Complémentaire, la mise en place d’un suivi post-AMM, que réclamait également la mission commune d’information, permettra d’en finir avec une anomalie sanitaire, certains produits, une fois autorisés sur dossier, ne faisant l’objet d’aucun contrôle pendant des années.
Bien que ce principe soit imparfaitement consacré, le projet de loi a également le mérite d’affirmer que la vente de pesticides doit être accompagnée de conseils d’utilisation et de précaution délivrés par des professionnels formés.
Corrélativement à ces mesures d’encadrement et de réglementation, les dispositions destinées à favoriser l’essor des méthodes alternatives en encourageant le développement des produits de bio-contrôle ne sont pas oubliées dans le projet de loi.
Ce train de mesures, que je n’ai pas le temps d’examiner plus en détail, permettra d’engager un véritable basculement vers la lutte intégrée et la réduction de la consommation de produits phytosanitaires.
De manière plus générale, nous faisons, avec ce projet de loi, le pari de l’agroécologie : preuve que la prise en compte des problématiques de santé et d’environnement, loin de s’y opposer, est bien complémentaire du souci de moderniser l’agriculture de notre pays et d’apporter des solutions aux besoins économiques de nos agriculteurs.

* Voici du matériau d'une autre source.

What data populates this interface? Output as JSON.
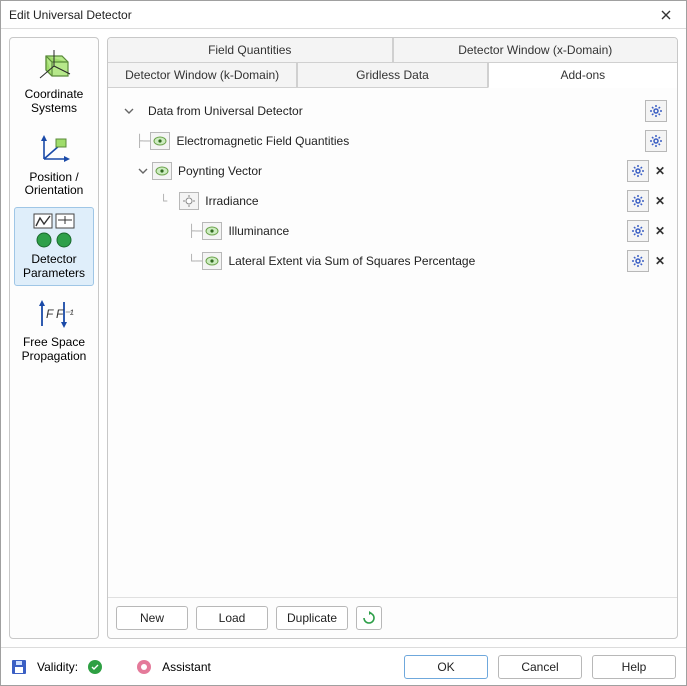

Les sénateurs du groupe socialiste enrichiront le projet de loi en défendant plusieurs amendements portant sur des questions importantes. Je pense en particulier à la définition des sanctions en cas de fraude ou de trafic illégal de produits pesticides et à la possibilité d’introduire des distances de sécurité entre des habitations et les zones d’utilisation de produits phytosanitaires. Je pense aussi à la prise en compte des adjuvants dans les décisions d’AMM de l’ANSES et au renforcement des pouvoirs de contrôle et d’information du Parlement à l’égard de cette agence.
Concernant l’ANSES, j’espère bien que, au moment de la refonte de ses prérogatives, le ministre pourra nous donner des garanties sur les moyens qui lui seront accordés, en particulier sur la levée des plafonds d’emplois. Ce point est crucial et fondamental pour la réussite des missions que nous souhaitons lui confier.
Toutefois, je tiens à exprimer deux regrets.
En premier lieu, j’estime que la restriction de la publicité qui semble se dessiner à ce stade de la discussion est insuffisante. En effet, l’enjeu central d’une politique visant à réduire les risques liés aux pesticides reste celui de la diminution des volumes consommés, un résultat qu’on est aujourd’hui bien loin d’obtenir. Or ce changement de paradigme ne pourra pas se produire si nous continuons de laisser les pesticides être présentés aux agriculteurs comme des produits miracles.
En second lieu, je constate que le projet de loi comporte peu d’avancées en ce qui concerne le dépistage, la reconnaissance et la compensation des maladies professionnelles. Mes chers collègues, nous ne devons pas abandonner cet objectif fondamental : j’espère qu’il sera mieux pris en compte lors de la suite de l’examen du projet de loi, mais aussi dans les prochains textes relatifs à la santé.
Enfin, je profite de ma présence à la tribune pour exhorter le ministre à porter au niveau européen une voix de la France qui soit ambitieuse, comme il a su si bien le faire dans d’autres dossiers. Je pense en particulier à la stratégie sur les perturbateurs endocriniens, qui, en dépit des blocages de la Commission européenne, doit impérativement être relancée.
De même, il serait important de plaider pour la création d’un fonds de recherche public et indépendant dans le domaine de la santé ; ce fonds devrait être financé par les industriels et disposer de moyens suffisants pour réaliser des études d’envergure indépendantes sur les risques sanitaires et environnementaux insuffisamment documentés.